After a second trip to Athens in about 368 B.C., Eudoxus returned to his native Cnidus and there was acclaimed by the people who put him into an significant role in the legislature. He continued his scholarly work, writing books and lecturing on theology, astronomy and meteorology. He had built an observatory on Cnidus and we know that from there he observed the star Canopus. (O'Connor & Robertson, 1999)

He died in Cnidus, an honored citizen.

Contribution to Discovery

The list of Eudoxus's accomplishments include: advancing number theory, giving the first systematic explanation of the motions of the sun, moon, and planets, and introducing geometry into science. In his spare time he built his observatory at Cnidus from which he made his astronomical observations. He invented a planetary system, which consisted of spheres, the earth being still at the center, and twenty-seven concentric spheres rotating around the earth.
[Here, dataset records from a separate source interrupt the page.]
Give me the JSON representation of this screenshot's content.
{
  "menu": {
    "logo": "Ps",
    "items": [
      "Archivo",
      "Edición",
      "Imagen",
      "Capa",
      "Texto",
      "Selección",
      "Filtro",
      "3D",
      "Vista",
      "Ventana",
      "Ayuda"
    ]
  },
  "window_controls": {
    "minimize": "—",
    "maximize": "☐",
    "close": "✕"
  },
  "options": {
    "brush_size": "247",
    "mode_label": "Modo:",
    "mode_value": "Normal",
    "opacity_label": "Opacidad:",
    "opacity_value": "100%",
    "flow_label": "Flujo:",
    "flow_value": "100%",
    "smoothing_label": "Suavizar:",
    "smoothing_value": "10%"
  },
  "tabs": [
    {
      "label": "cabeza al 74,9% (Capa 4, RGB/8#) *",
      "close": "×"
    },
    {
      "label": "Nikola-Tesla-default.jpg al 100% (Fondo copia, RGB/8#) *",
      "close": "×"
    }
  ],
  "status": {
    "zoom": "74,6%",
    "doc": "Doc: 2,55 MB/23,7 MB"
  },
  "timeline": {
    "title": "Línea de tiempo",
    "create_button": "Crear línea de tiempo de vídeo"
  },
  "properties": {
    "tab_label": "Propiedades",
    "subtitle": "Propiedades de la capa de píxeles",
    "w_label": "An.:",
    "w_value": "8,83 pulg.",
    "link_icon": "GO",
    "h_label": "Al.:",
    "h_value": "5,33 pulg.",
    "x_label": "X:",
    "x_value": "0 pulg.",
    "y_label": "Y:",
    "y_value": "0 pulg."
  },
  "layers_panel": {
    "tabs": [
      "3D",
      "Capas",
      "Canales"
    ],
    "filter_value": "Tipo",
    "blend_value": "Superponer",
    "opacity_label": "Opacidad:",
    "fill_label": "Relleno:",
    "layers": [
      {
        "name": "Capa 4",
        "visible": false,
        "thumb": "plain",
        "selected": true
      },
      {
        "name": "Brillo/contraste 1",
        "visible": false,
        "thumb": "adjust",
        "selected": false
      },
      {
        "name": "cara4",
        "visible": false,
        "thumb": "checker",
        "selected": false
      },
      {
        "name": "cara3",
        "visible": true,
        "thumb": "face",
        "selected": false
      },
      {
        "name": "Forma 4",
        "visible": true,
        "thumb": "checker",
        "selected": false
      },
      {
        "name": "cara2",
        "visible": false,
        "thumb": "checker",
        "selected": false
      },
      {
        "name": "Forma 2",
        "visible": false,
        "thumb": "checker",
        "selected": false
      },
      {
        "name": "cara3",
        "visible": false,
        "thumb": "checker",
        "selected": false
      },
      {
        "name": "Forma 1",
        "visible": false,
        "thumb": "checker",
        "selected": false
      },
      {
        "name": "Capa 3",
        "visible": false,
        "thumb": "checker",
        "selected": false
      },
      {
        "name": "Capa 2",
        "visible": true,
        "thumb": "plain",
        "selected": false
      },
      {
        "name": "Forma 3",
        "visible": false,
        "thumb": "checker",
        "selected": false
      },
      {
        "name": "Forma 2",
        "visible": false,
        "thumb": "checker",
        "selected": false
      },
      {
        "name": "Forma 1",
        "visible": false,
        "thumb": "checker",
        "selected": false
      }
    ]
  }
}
Actually, most of his accomplishments are difficult to explain at all to the nonprofessional, since they involve the complicated fields of math and astronomy. But, for those who work in those areas, Eudoxus accomplishments are extraordinary. However, what his work does is make the work today so much easier. Those who labor in those fields know the practicalities, complexities, and almost impossibility of what Eudoxus did.

Eudoxus made important contributions to the theory of proportion, where he made a definition allowing possibly irrational lengths to be compared in a similar way to the method of cross multiplying used today. A major difficulty had arisen in mathematics by the time of Eudoxus, namely the fact that certain lengths were not comparable. The theory developed by Eudoxus is set out in Euclid's Elements Book V. Definition 4 in that Book is called the Axiom of Eudoxus. (Encyclopaedia Brittanica, 2008)

G.L. Huxley, writes, in his "Dictionary of Scientific Biography,"

It is difficult to exaggerate the significance of Eudoxus' theory, for it amounts to a rigorous definition of real number. Number theory was allowed to advance again, after the paralysis imposed on it by the Pythagorean discovery of irrationals, to the inestimable benefit of all subsequent mathematics."

Similarly, Eudoxus's theory of incommensurable magnitudes (magnitudes lacking a common measure) and the method of exhaustion (its modern name) influenced Books X and XII of the Elements. Eudoxus also contributed a solution to the problem of doubling the cube -- that is, the construction of a cube with twice the volume of a given cube. (Encyclopaedia Brittanica, 2008)